Однажды утром зарядил дождь. Он лил и лил, и, казалось, над городом опустился занавес. Дождь сказал нам: конец.
Было утро, накануне мы рано легли, трезвые как стеклышко. Мы оделись. Вилфред сказал:
— Сегодня.
— Можно мне с тобой?
Вилфред долго смотрел на меня, потом пожал плечами. Будто годы прошли с той минуты, как я спросила.
Он не захотел взять такси:
— Там такой бедный квартал...
Называлось то место Фальгьер, оно находилось где-то за Монпарнасским вокзалом. Мы шли туда, словно по дну океана. Дождь лил с какой-то ожесточенной яростью, от стен домов отскакивали брызги. Мы остановились у большого серого здания. Вилфред отпер маленькую железную дверь, я мы поднялись вверх по узкой железной винтовой лестнице. Пахло пустотой и цементом. Наши шаги гулко отдавались в пустом доме. Мы поднялись в маленькую каморку без всякой мебели. Я вздрогнула: на полу, чуть прислонясь к стене, в неестественной позе мертвеца сидела кукла-манекен. Вилфред напряженно улыбнулся. Неужто я первый раз вижу подобный манекен? Скульпторы иногда пользуются ими, и художники тоже. Вилфред казался мне каким-то чужим. А манекен что-то упорно мне напоминал.

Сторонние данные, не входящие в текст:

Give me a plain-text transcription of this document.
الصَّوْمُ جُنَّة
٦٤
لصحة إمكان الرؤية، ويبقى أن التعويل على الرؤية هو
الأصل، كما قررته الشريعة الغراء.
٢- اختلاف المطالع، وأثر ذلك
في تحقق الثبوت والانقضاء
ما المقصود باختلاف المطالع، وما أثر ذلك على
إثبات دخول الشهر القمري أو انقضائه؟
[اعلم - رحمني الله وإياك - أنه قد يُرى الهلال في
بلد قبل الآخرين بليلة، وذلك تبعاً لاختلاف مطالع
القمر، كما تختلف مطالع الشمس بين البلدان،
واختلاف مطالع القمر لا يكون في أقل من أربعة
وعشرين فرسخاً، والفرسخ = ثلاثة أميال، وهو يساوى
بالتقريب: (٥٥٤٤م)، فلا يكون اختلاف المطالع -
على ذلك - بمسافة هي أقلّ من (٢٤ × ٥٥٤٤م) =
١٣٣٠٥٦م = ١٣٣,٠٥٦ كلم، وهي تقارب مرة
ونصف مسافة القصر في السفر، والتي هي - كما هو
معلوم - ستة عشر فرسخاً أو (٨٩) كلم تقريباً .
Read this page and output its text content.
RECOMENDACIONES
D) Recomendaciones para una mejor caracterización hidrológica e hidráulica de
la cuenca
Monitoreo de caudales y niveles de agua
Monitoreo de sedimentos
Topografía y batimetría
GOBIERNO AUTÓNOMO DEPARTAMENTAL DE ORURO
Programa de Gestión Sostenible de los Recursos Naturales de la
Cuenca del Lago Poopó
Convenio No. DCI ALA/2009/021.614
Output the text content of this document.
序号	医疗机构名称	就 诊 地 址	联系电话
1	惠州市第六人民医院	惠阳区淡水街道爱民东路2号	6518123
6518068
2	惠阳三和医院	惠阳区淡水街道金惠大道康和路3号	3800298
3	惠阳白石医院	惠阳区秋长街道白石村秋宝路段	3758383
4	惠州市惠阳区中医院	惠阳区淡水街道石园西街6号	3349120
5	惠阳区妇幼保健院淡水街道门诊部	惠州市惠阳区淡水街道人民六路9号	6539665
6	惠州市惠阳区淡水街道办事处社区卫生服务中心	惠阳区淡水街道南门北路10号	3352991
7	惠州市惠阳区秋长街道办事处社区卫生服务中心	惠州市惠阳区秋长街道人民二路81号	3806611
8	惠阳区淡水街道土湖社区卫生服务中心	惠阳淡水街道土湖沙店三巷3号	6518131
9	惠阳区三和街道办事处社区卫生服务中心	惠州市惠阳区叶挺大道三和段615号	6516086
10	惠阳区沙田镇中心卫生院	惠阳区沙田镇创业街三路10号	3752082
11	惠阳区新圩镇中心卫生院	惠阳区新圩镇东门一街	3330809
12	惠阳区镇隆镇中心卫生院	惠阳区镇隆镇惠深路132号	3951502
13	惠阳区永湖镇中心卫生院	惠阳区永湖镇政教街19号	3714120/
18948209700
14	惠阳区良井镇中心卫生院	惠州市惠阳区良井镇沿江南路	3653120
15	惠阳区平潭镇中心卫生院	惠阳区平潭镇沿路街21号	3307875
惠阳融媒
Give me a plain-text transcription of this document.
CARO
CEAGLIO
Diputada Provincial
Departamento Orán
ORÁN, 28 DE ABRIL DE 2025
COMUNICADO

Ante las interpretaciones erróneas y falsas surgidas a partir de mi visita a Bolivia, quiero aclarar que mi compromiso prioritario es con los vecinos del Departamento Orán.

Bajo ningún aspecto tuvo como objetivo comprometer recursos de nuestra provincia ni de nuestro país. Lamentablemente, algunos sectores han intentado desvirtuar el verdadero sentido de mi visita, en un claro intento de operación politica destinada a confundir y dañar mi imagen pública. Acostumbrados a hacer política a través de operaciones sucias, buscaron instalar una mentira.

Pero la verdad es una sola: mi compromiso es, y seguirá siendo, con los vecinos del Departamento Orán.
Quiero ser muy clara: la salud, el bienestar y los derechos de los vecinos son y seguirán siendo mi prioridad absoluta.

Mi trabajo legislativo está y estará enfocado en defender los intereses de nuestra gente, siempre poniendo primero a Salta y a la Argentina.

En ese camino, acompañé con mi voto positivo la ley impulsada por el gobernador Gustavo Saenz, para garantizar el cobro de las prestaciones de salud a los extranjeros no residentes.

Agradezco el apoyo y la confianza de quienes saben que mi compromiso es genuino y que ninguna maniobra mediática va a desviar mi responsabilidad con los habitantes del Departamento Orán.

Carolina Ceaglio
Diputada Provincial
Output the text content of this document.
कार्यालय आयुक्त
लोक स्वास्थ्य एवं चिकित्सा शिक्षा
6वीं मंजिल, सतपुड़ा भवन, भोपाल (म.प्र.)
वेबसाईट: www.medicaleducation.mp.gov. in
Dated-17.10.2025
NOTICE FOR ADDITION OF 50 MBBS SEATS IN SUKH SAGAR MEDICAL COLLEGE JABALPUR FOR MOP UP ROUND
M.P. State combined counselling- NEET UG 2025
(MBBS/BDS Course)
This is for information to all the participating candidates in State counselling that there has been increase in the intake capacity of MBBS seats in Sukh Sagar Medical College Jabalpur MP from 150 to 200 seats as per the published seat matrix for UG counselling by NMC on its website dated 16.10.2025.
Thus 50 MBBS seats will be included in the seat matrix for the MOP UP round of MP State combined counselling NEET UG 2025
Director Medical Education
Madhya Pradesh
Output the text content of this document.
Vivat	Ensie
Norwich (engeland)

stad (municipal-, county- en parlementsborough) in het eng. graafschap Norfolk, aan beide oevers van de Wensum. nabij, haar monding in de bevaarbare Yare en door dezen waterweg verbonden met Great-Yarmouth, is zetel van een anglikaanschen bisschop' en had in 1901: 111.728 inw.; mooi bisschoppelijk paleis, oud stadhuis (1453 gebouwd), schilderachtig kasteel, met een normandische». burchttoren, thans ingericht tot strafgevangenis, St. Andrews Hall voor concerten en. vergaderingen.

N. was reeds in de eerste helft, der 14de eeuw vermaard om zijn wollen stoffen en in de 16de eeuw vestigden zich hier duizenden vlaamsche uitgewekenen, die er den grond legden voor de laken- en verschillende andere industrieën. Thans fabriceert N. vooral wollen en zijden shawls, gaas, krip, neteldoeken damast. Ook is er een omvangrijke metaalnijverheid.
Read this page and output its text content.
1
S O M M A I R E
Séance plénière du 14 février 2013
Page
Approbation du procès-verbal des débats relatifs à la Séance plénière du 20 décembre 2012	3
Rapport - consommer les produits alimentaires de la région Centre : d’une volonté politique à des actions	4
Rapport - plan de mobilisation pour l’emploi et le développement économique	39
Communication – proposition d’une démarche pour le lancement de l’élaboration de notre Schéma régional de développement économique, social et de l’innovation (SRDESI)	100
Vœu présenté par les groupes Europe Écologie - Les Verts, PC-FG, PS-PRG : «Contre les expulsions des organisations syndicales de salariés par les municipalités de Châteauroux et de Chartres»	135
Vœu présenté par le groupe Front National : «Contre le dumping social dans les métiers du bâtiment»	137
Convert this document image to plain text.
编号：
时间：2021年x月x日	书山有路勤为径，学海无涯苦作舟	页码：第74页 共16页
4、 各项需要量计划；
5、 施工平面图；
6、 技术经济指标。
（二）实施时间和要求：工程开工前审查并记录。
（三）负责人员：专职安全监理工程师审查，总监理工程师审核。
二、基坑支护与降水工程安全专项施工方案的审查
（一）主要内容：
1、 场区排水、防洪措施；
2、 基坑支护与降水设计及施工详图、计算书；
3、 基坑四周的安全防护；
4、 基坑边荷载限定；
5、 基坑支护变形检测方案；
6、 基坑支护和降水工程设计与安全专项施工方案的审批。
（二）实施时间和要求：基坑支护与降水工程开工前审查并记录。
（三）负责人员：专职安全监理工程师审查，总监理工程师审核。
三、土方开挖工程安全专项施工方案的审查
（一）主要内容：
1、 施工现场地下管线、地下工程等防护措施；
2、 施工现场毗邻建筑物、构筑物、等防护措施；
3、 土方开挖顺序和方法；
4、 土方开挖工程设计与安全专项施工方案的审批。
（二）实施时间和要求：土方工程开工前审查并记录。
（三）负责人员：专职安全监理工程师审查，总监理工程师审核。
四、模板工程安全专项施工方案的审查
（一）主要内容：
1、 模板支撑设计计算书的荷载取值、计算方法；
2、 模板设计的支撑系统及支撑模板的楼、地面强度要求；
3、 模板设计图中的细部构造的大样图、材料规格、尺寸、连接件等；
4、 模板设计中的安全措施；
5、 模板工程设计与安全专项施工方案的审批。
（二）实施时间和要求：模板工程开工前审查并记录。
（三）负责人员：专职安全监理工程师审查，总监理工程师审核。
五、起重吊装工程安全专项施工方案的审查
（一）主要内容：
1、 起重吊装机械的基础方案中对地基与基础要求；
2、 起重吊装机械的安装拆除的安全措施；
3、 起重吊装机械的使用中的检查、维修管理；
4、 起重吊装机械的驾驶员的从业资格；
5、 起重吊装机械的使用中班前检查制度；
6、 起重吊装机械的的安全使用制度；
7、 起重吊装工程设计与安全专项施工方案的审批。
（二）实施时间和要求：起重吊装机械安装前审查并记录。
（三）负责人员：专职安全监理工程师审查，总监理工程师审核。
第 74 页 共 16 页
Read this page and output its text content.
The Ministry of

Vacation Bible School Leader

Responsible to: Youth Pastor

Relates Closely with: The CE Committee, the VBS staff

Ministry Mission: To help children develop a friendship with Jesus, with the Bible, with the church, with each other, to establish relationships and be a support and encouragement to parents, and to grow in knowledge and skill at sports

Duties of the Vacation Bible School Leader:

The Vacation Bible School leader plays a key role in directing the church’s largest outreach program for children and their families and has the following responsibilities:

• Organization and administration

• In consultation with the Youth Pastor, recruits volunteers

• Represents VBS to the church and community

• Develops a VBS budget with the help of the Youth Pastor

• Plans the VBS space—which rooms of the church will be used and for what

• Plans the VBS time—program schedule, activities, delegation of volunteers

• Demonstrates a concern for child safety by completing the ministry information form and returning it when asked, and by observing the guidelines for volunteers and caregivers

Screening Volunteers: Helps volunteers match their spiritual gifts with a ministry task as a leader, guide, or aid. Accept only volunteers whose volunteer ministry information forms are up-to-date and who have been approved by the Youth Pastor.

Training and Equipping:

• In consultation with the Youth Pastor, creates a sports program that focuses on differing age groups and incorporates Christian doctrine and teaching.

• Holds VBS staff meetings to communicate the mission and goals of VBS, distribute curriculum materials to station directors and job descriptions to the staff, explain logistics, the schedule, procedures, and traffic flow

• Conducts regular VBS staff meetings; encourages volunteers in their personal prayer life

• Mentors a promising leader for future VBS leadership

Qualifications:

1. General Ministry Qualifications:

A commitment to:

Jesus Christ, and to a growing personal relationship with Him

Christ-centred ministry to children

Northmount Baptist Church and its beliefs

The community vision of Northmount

Мы вымокли насквозь. Я озябла. Вилфред помог мне сбросить громоздкий плащ — он уступил мне свой. Потом он открыл маленькую дверь. Мы вышли на галерею: она огибала три стены зала, широкой бездной зиявшего внизу.
Не помню, увидела ли я сперва этот зал, или же мой взгляд скользил по узкой галерее, прилепившейся к серым бетонным стенам.
Как бы то ни было, прошло некоторое время, прежде чем я обнаружила картины. Настолько они были велики, даже огромны, что взгляд, должно быть, не сразу мог объять их. Они не сразу воспринимались как картины. Поначалу они мнились лишь частью этого холодного как лед пространства, частью пустого зала. Должно быть, я сначала увидела лишь фрагменты — клинья, круги, что-то плоское и скучное, без перспективы, немилосердно упорядоченное, без глубины — без смысла. Дрожа от холода, я стала смотреть вниз — на унылую свалку, громоздившуюся на полу. Громадные волны упаковочной бумаги вздымались там, повсюду валялись орудия ремесла, там и тут стояли узкие стремянки, ведра с краской... Мой взгляд вновь устремился к стенам и, прилепившись к ним, растворился в беспощадном строе фигур, на миг обрадовавшем меня контрастом с пугающей свалкой на полу. Но и на стенах взгляд не обрел опоры, а был заворожен узором — порождением жестокого упорядочивающего начала. Повинуясь излучаемой им властной силе, взгляд следовал за углами, которые открывались и смыкались перед ним, порой давая ему отдохнуть на успокоительных окружностях, в свою очередь прерываемых прямоугольниками, может, не совсем ровными, но, во всяком случае, изначально задуманными как прямоугольники, и лишь изредка в этом месиве мелькала искра — след человечности, тут же угасавшая, умерщвленная в самый миг сотворения.
Страх охватил меня, ледяным дыханием тронул душу, и, казалось, душа тоже распадется на части, подчиняясь загадочному закону, — распадется, чтобы возникнуть в новом образе волей неведомого мне существа...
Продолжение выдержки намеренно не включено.